Devil wrote:...Now, why should conversion from 1080i to 480i produce this? I cannot be sure, but it is not impossible that, because there isn't a direct mathematical relationship between 1080 and 480 (2.25:1)...
That's exactly the reason for the problem. If you just convert 1080i to 480i without some form of pre-processing, you're going to end up with an eggagerated interlacing problem.

(preamble)
Normally, TV-viewed footage which has its interlacing done incorrectly exhibits one of two properties. 1) It's blurred, because the editor has seen this as the best way to avoid number 2 - not realising that simply switching the field order will fix the problem. 2) Vertical details flicker during horizontal movement of the camera or subject.

There is a third - which is where the footage has been identified with the wrong field order, but so has the project. When this happens, vertical movement within the footage appears fine (two wrongs making a right) but the transitions, slow motion etc (anything requiring a field-order-dependent render) are wrong.

Finally, you have non-interlaced footage which displays without flickering (even on pause) irrespective of the prevailing field order. Each frame is more detailed, but movement is not as smooth because there are half as many apparent updates to the screen.

(Relevant bit)
So why the thick bands with this particular example?

You're starting off with 1080 lines - 1 is odd, 2 is even, 3 is odd etc. You're wanting 480 lines, so only four out of every nine will be used (Devil's 2.25:1 ratio) so you end up with the following (left side is 1080i source, right side is 480i or p result):

01 O Use = O 01
02 E
03 O
04 E Use = E 02
05 O
06 E Use = E 03
07 O
08 E Use = E 04
09 O
10 E Use = E 05
11 O
12 E
13 O Use = O 06
14 E
15 O Use = O 07
16 E
17 O Use = O 08
18 E
19 O Use = O 09
20 E
21 O
22 E Use = E 10
23 O
24 E Use = E 11
25 O
26 E Use = E 12
27 O
28 E Use = E 13
29 O
30 E
31 O Use = O 14

etc

1072 E Use = E 477
1073 O
1074 E
1075 O Use = O 478
1076 E
1077 O Use = O 479
1078 E
1079 O Use = O 480
1080 E

(If you bung this pattern into a spreadsheet, you'll see it comes out at 480 lines used from your 1080)

So you can see, in each frame you're ending up with four frames from one field, then four from the next, then back to the first field for the next four etc.

So how do you overcome it? Deinterlacing will get you 540 lines which will resize down to 480p because the source will all be from one field or the other. You might want 480i to maintain smoothness. To do this slow the 1080i footage to 50% so that each field becomes a half-resolution (540p) frame in its own right. Render that out at 720x480 (they will be progressive frames, but that doesn't matter) then speed it up to 200% to put distinct fields back in.

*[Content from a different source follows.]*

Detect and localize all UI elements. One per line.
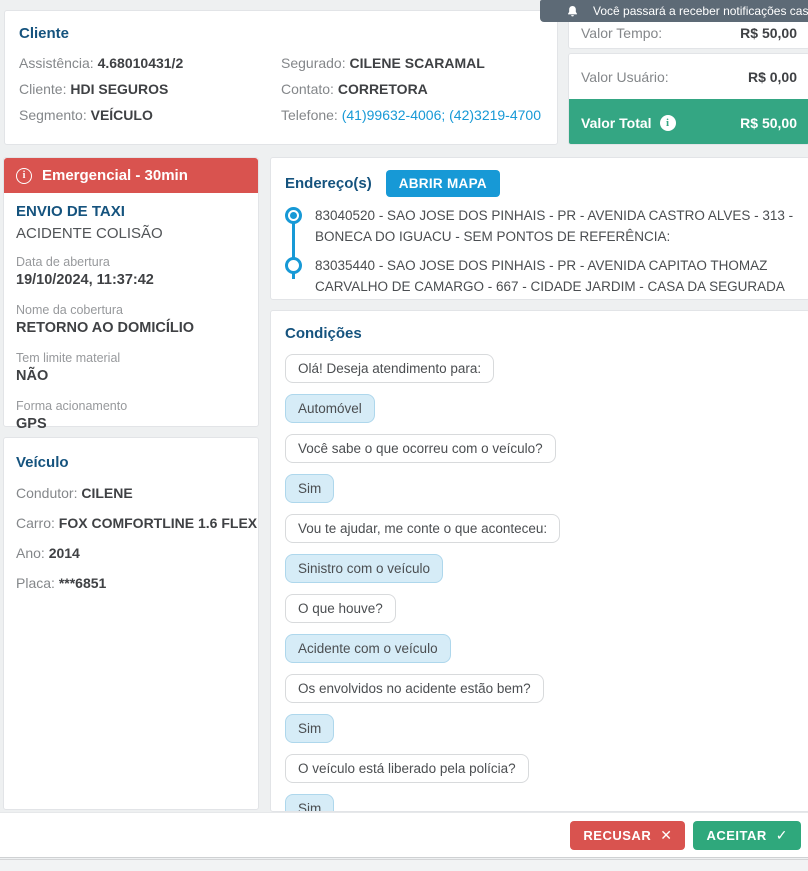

Both these methods (deinterlace the source, and slow down to yield distinct fields) will still generate some banding, because Ulead's video software does not resample, it just removes a line. When it resizes from 540 to 480 lines, it will just keep 8 out of every nine lines. The result is that on some diagonal surfaces you may see stepping.

The only way of overcoming this that I can think of (without buying a dedicated tool such as Canopus Procoder) is to output the 540 line slow footage to an image sequence, use something like IrfanView to batch-resize the images with resampling, then bring the image sequence back into MSP. It's a lot of arseing about though.
Grandpajack

Horizontal lines in rendered HD DVD

Post by Grandpajack »

Does anyone know if this is addressed in MSP 8.